Yargıtay 2'nci Hukuk Dairesi, boşanmaya sebep olan olaylar yüzünden kişilik hakkı saldırıya uğrayan tarafın kusurlu olandan manevi tazminat isteyebileceğini belirtti. Yargıtay, K.L.'nin eşinden habersiz kredi çekip, eve haciz gelmesine neden olduğu için tam kusurlu olduğuna hükmederek, tazminat ödemesi gerektiğini belirtti.

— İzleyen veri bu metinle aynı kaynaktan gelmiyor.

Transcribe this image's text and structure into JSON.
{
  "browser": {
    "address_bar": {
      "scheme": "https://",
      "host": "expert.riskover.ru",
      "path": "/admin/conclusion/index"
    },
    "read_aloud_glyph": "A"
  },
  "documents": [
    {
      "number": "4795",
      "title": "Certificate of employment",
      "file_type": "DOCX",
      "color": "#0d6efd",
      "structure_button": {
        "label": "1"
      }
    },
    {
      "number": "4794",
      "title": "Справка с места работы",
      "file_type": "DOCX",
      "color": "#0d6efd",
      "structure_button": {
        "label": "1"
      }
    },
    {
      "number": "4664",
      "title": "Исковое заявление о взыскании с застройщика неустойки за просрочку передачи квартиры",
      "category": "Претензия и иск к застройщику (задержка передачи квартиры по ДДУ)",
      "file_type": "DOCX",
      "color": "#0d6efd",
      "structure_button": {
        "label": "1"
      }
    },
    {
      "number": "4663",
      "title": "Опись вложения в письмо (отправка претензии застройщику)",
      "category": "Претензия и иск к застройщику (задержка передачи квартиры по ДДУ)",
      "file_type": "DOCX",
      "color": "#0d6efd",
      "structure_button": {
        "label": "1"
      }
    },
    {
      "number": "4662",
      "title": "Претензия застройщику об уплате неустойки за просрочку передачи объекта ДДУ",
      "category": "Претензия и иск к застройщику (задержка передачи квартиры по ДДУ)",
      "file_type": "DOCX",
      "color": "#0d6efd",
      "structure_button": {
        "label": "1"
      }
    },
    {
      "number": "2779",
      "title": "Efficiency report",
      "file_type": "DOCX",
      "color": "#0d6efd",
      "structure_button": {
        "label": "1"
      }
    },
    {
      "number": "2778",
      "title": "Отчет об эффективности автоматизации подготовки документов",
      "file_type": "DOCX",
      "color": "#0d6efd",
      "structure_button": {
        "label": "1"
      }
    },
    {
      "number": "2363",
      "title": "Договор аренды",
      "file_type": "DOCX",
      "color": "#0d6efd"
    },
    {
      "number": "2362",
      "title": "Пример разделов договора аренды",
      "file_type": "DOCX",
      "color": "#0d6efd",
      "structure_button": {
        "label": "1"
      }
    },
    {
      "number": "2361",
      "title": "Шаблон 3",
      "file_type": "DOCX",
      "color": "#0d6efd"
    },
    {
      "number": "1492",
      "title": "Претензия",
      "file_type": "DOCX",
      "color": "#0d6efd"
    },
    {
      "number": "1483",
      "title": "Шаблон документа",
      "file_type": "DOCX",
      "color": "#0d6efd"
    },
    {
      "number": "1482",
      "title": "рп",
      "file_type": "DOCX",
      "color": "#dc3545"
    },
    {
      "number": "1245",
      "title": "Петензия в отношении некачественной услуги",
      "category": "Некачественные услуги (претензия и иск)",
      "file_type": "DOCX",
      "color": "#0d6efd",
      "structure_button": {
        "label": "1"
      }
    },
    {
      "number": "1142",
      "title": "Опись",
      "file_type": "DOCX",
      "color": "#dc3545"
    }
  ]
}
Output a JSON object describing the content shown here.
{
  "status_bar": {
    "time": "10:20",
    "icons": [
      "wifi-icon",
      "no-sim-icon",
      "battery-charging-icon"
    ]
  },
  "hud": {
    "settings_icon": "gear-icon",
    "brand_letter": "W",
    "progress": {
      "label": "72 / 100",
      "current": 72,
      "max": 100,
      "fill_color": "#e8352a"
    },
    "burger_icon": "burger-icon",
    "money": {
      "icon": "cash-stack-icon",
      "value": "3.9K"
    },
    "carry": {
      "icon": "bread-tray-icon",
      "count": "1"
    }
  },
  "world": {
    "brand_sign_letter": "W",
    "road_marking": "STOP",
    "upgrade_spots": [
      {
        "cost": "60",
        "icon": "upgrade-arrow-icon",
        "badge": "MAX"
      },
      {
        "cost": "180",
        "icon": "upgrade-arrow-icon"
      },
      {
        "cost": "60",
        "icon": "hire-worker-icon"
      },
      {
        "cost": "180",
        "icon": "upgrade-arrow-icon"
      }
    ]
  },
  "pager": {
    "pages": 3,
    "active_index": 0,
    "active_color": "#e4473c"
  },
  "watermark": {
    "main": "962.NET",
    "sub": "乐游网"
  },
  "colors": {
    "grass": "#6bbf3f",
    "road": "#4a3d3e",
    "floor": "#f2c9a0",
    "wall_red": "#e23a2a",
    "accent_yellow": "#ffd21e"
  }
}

Kararda, "Toplanan delillerden evlilik birliğinin temelinden sarsılmasına sebep olan olaylarda, eşinden habersiz borçlanarak ve kredi çekerek hakkında icra takibi yapılmasına ve eve haciz gelmesine sebebiyet veren erkek tamamen kusurlu olup, erkeğin bu davranışları aynı zamanda kadının kişilik haklarına saldırı teşkil eder niteliktedir. Öyleyse tarafların ekonomik ve sosyal durumları, fiilin ağırlığı ve hakkaniyet kuralları gözetilerek davacı-karşı davalı kadın yararına uygun miktarda manevi tazminata hükmedilmesi gerekir. Bu yönler gözetilmeden yazılı şekilde hüküm kurulması usul ve kanuna aykırı olup, bozmayı gerektirmiştir" denildi.